Moody Food has the vibrancy of The Sun Also Rises, but instead of Pamplona, we have Toronto's Yorkville in the 1960's. It's a tale of idealism gone awry, of dreams going off the rails, of life catching up with those who live it at too rapid a pace. Robertson's ability to catch the mood of the times is uncanny. Moody Food simply bursts with the life of the street.

London Free Press

Riotous and tender, funny and sad, Moody Food is as good an elegy for the counterculture as we've seen.

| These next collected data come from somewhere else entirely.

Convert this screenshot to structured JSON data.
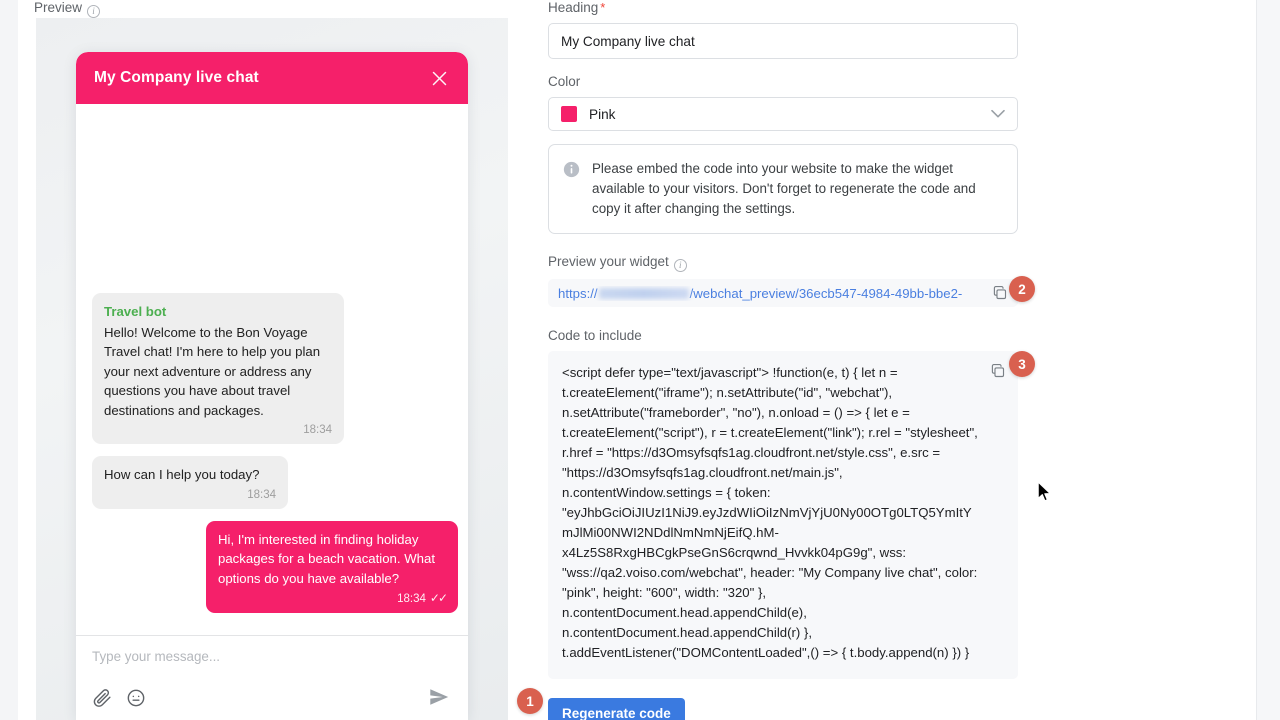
{
  "brand_color": "#f5206a",
  "badge_color": "#d9604f",
  "preview": {
    "label": "Preview",
    "info_icon": "info-icon"
  },
  "widget": {
    "title": "My Company live chat",
    "close_icon": "close-icon",
    "messages": [
      {
        "role": "bot",
        "sender": "Travel bot",
        "text": "Hello! Welcome to the Bon Voyage Travel chat! I'm here to help you plan your next adventure or address any questions you have about travel destinations and packages.",
        "time": "18:34"
      },
      {
        "role": "bot",
        "sender": "",
        "text": "How can I help you today?",
        "time": "18:34"
      },
      {
        "role": "user",
        "sender": "",
        "text": "Hi, I'm interested in finding holiday packages for a beach vacation. What options do you have available?",
        "time": "18:34",
        "ticks": "✓✓"
      }
    ],
    "compose": {
      "placeholder": "Type your message...",
      "attach_icon": "paperclip-icon",
      "emoji_icon": "emoji-icon",
      "send_icon": "send-icon"
    }
  },
  "form": {
    "heading": {
      "label": "Heading",
      "required_marker": "*",
      "value": "My Company live chat"
    },
    "color": {
      "label": "Color",
      "value": "Pink",
      "chevron_icon": "chevron-down-icon"
    },
    "notice": {
      "icon": "info-icon",
      "text": "Please embed the code into your website to make the widget available to your visitors. Don't forget to regenerate the code and copy it after changing the settings."
    },
    "preview_widget": {
      "label": "Preview your widget",
      "info_icon": "info-icon",
      "url_prefix": "https://",
      "url_suffix": "/webchat_preview/36ecb547-4984-49bb-bbe2-",
      "copy_icon": "copy-icon"
    },
    "code": {
      "label": "Code to include",
      "copy_icon": "copy-icon",
      "content": "<script defer type=\"text/javascript\"> !function(e, t) { let n = t.createElement(\"iframe\"); n.setAttribute(\"id\", \"webchat\"), n.setAttribute(\"frameborder\", \"no\"), n.onload = () => { let e = t.createElement(\"script\"), r = t.createElement(\"link\"); r.rel = \"stylesheet\", r.href = \"https://d3Omsyfsqfs1ag.cloudfront.net/style.css\", e.src = \"https://d3Omsyfsqfs1ag.cloudfront.net/main.js\", n.contentWindow.settings = { token: \"eyJhbGciOiJIUzI1NiJ9.eyJzdWIiOiIzNmVjYjU0Ny00OTg0LTQ5YmItYmJlMi00NWI2NDdlNmNmNjEifQ.hM-x4Lz5S8RxgHBCgkPseGnS6crqwnd_Hvvkk04pG9g\", wss: \"wss://qa2.voiso.com/webchat\", header: \"My Company live chat\", color: \"pink\", height: \"600\", width: \"320\" }, n.contentDocument.head.appendChild(e), n.contentDocument.head.appendChild(r) }, t.addEventListener(\"DOMContentLoaded\",() => { t.body.append(n) }) }"
    },
    "regenerate_button": "Regenerate code"
  },
  "badges": {
    "one": "1",
    "two": "2",
    "three": "3"
  }
}
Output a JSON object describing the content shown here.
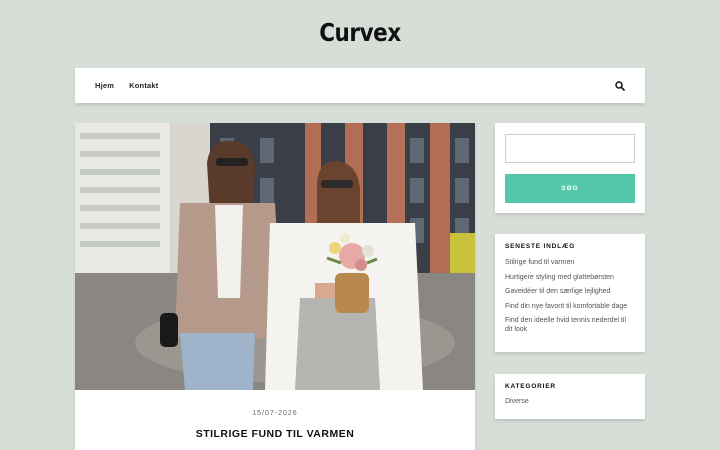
{
  "site": {
    "title": "Curvex"
  },
  "nav": {
    "items": [
      {
        "label": "Hjem"
      },
      {
        "label": "Kontakt"
      }
    ],
    "search_icon": "search-icon"
  },
  "post": {
    "date": "15/07-2026",
    "title": "STILRIGE FUND TIL VARMEN"
  },
  "sidebar": {
    "search": {
      "input_value": "",
      "button_label": "SØG"
    },
    "recent": {
      "title": "SENESTE INDLÆG",
      "items": [
        "Stilrige fund til varmen",
        "Hurtigere styling med glattebørsten",
        "Gaveidéer til den særlige lejlighed",
        "Find din nye favorit til komfortable dage",
        "Find den ideelle hvid tennis nederdel til dit look"
      ]
    },
    "categories": {
      "title": "KATEGORIER",
      "items": [
        "Diverse"
      ]
    }
  },
  "colors": {
    "background": "#d7ded8",
    "accent": "#54c7aa"
  }
}
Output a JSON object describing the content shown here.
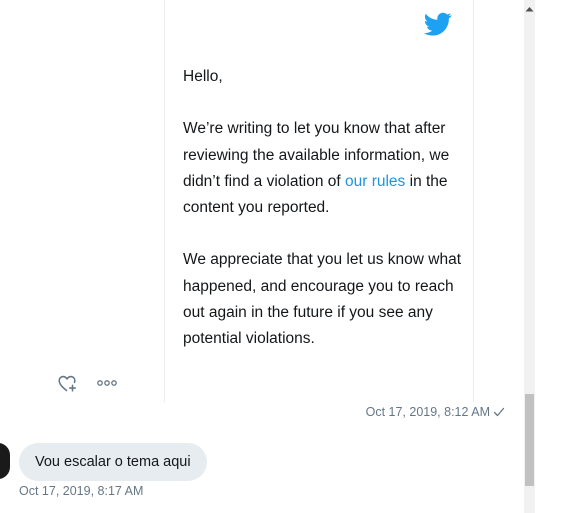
{
  "email": {
    "greeting": "Hello,",
    "paragraph1_before_link": "We’re writing to let you know that after reviewing the available information, we didn’t find a violation of ",
    "link_text": "our rules",
    "paragraph1_after_link": " in the content you reported.",
    "paragraph2": "We appreciate that you let us know what happened, and encourage you to reach out again in the future if you see any potential violations.",
    "timestamp": "Oct 17, 2019, 8:12 AM",
    "brand_icon": "twitter-bird-icon",
    "brand_color": "#1da1f2",
    "link_color": "#1b95e0",
    "status_icon": "checkmark-icon"
  },
  "message_actions": {
    "react_icon": "heart-plus-icon",
    "more_icon": "more-dots-icon"
  },
  "received_message": {
    "text": "Vou escalar o tema aqui",
    "timestamp": "Oct 17, 2019, 8:17 AM",
    "bubble_color": "#e6ecf0"
  },
  "colors": {
    "text": "#14171a",
    "secondary_text": "#657786",
    "scrollbar_track": "#f1f1f1",
    "scrollbar_thumb": "#c1c1c1"
  }
}
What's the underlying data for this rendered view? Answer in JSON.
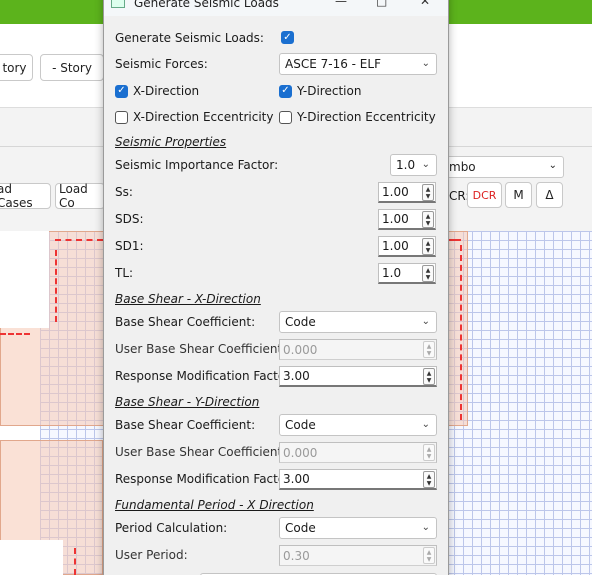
{
  "background": {
    "toolbar": {
      "story_btn": "tory",
      "minus_story_btn": "- Story"
    },
    "tabs": {
      "load_cases": "ad Cases",
      "load_combos": "Load Co"
    },
    "combo_select": "mbo",
    "results": {
      "prefix": "CR:",
      "dcr": "DCR",
      "m": "M",
      "delta": "Δ"
    }
  },
  "dialog": {
    "title": "Generate Seismic Loads",
    "generate_label": "Generate Seismic Loads:",
    "generate_checked": true,
    "seismic_forces_label": "Seismic Forces:",
    "seismic_forces_value": "ASCE 7-16 - ELF",
    "x_direction": {
      "label": "X-Direction",
      "checked": true
    },
    "y_direction": {
      "label": "Y-Direction",
      "checked": true
    },
    "x_ecc": {
      "label": "X-Direction Eccentricity",
      "checked": false
    },
    "y_ecc": {
      "label": "Y-Direction Eccentricity",
      "checked": false
    },
    "seismic_properties": {
      "heading": "Seismic Properties",
      "importance_label": "Seismic Importance Factor:",
      "importance_value": "1.0",
      "ss_label": "Ss:",
      "ss_value": "1.00",
      "sds_label": "SDS:",
      "sds_value": "1.00",
      "sd1_label": "SD1:",
      "sd1_value": "1.00",
      "tl_label": "TL:",
      "tl_value": "1.0"
    },
    "base_shear_x": {
      "heading": "Base Shear - X-Direction",
      "coef_label": "Base Shear Coefficient:",
      "coef_value": "Code",
      "user_label": "User Base Shear Coefficient:",
      "user_value": "0.000",
      "rmf_label": "Response Modification Factor:",
      "rmf_value": "3.00"
    },
    "base_shear_y": {
      "heading": "Base Shear - Y-Direction",
      "coef_label": "Base Shear Coefficient:",
      "coef_value": "Code",
      "user_label": "User Base Shear Coefficient:",
      "user_value": "0.000",
      "rmf_label": "Response Modification Factor:",
      "rmf_value": "3.00"
    },
    "period_x": {
      "heading": "Fundamental Period - X Direction",
      "calc_label": "Period Calculation:",
      "calc_value": "Code",
      "user_label": "User Period:",
      "user_value": "0.30"
    }
  }
}
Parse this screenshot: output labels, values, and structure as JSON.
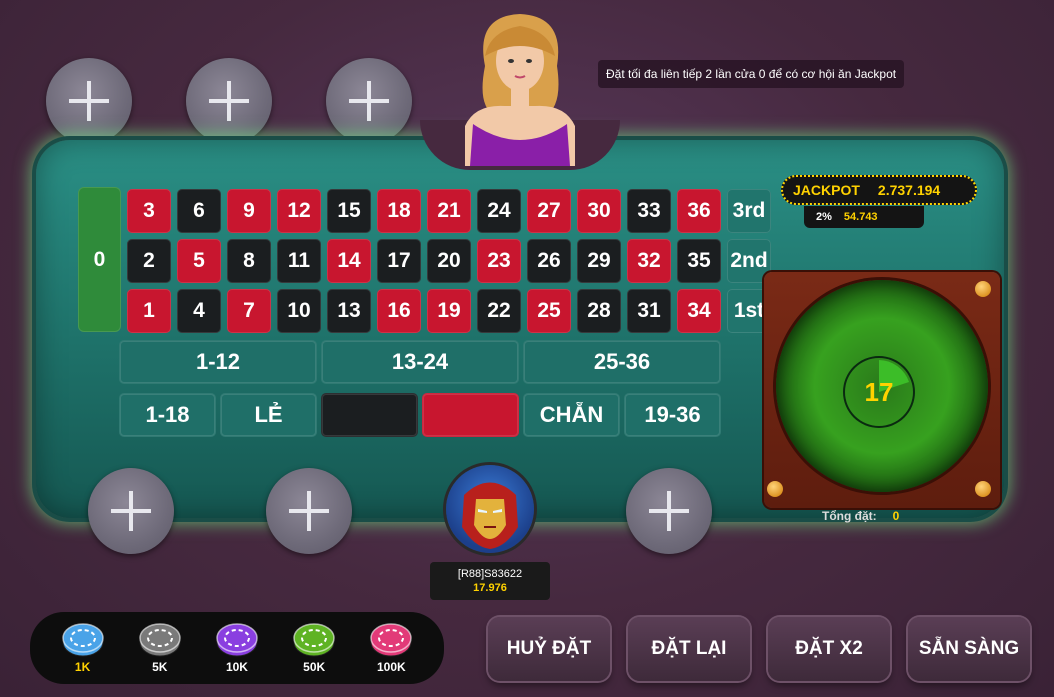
{
  "tip_text": "Đặt tối đa liên tiếp 2 lần cửa 0 để có cơ hội ăn Jackpot",
  "zero_label": "0",
  "rows": [
    {
      "label": "3rd",
      "cells": [
        {
          "n": "3",
          "c": "red"
        },
        {
          "n": "6",
          "c": "black"
        },
        {
          "n": "9",
          "c": "red"
        },
        {
          "n": "12",
          "c": "red"
        },
        {
          "n": "15",
          "c": "black"
        },
        {
          "n": "18",
          "c": "red"
        },
        {
          "n": "21",
          "c": "red"
        },
        {
          "n": "24",
          "c": "black"
        },
        {
          "n": "27",
          "c": "red"
        },
        {
          "n": "30",
          "c": "red"
        },
        {
          "n": "33",
          "c": "black"
        },
        {
          "n": "36",
          "c": "red"
        }
      ]
    },
    {
      "label": "2nd",
      "cells": [
        {
          "n": "2",
          "c": "black"
        },
        {
          "n": "5",
          "c": "red"
        },
        {
          "n": "8",
          "c": "black"
        },
        {
          "n": "11",
          "c": "black"
        },
        {
          "n": "14",
          "c": "red"
        },
        {
          "n": "17",
          "c": "black"
        },
        {
          "n": "20",
          "c": "black"
        },
        {
          "n": "23",
          "c": "red"
        },
        {
          "n": "26",
          "c": "black"
        },
        {
          "n": "29",
          "c": "black"
        },
        {
          "n": "32",
          "c": "red"
        },
        {
          "n": "35",
          "c": "black"
        }
      ]
    },
    {
      "label": "1st",
      "cells": [
        {
          "n": "1",
          "c": "red"
        },
        {
          "n": "4",
          "c": "black"
        },
        {
          "n": "7",
          "c": "red"
        },
        {
          "n": "10",
          "c": "black"
        },
        {
          "n": "13",
          "c": "black"
        },
        {
          "n": "16",
          "c": "red"
        },
        {
          "n": "19",
          "c": "red"
        },
        {
          "n": "22",
          "c": "black"
        },
        {
          "n": "25",
          "c": "red"
        },
        {
          "n": "28",
          "c": "black"
        },
        {
          "n": "31",
          "c": "black"
        },
        {
          "n": "34",
          "c": "red"
        }
      ]
    }
  ],
  "dozens": [
    "1-12",
    "13-24",
    "25-36"
  ],
  "even_money": {
    "low": "1-18",
    "odd": "LẺ",
    "even": "CHẴN",
    "high": "19-36"
  },
  "jackpot": {
    "label": "JACKPOT",
    "value": "2.737.194",
    "percent": "2%",
    "amount": "54.743"
  },
  "timer": "17",
  "total_bet": {
    "label": "Tổng đặt:",
    "value": "0"
  },
  "player": {
    "name": "[R88]S83622",
    "balance": "17.976"
  },
  "chips": [
    {
      "label": "1K",
      "color": "#4aa3e8",
      "selected": true
    },
    {
      "label": "5K",
      "color": "#7a7a7a",
      "selected": false
    },
    {
      "label": "10K",
      "color": "#8a3fe0",
      "selected": false
    },
    {
      "label": "50K",
      "color": "#5fb324",
      "selected": false
    },
    {
      "label": "100K",
      "color": "#e23a78",
      "selected": false
    }
  ],
  "buttons": {
    "cancel": "HUỶ ĐẶT",
    "rebet": "ĐẶT LẠI",
    "double": "ĐẶT X2",
    "ready": "SẴN SÀNG"
  }
}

The question, 'What if someone were to a write a 60's rock novel worthy of its subject' need no longer be asked.

Books in Canada

Clever, word-drunk, and falling-down funny . . . Robertson is a moral writer and a bitingly intelligent one, a man who writes with penetrating insight of what needs to be written about: beauty, truth and goodness.

Globe and Mail

One of the major pleasures of the book -- one among many -- is its language...every voice and description in the book rings with authenticity.

The National Post

...his characters are as engaging as they are vivid. The spell of his barroom yarn never lets up...Burning question: Will Ray Robertson and his book make the cover of Rolling Stone?

The Montreal Gazette

Young Canadian novelist Robertson re-creates the funky atmosphere of 1960s Toronto in this homage to the short, drug-fueled life of musician Gram Parsons (here fictionalized as American southerner Thomas Graham). Yorkville bookstore employee Bill Henderson is instantly mesmerized by his first sighting of Graham, who is decked out in his customary flamboyant attire--"white cowboy boots and a red silk shirt, all topped off with a white jacket covered with a green sequined pot plant, a couple of sparkling acid cubes, and a pair of woman's breasts." Once Graham lays out his vision for melding country and rock, what he calls Interstellar North American Music, the ragtag band is born, with Bill's bald, vegan girlfriend on bass and an alcoholic old-timer on a weeping pedal steel guitar. As they embark on a tour that takes them from dives to the legendary Whisky Club in L.A., Thomas and Bill become increasingly obsessed with their music and with hard drugs. Robertson builds in a sense of foreboding even as he offers a frequently hilarious take on a troubled musical visionary.

Joanne Wilkinson, Booklist

Robertson's skill in writing about music earns this book its place on this list. He doesn't merely describe a song from the outside; he enters fully into the flow, recreating the experience for the reader with an often heart-breaking clarity. There are musical moments in Moody Food that are, quite literally, breathtaking.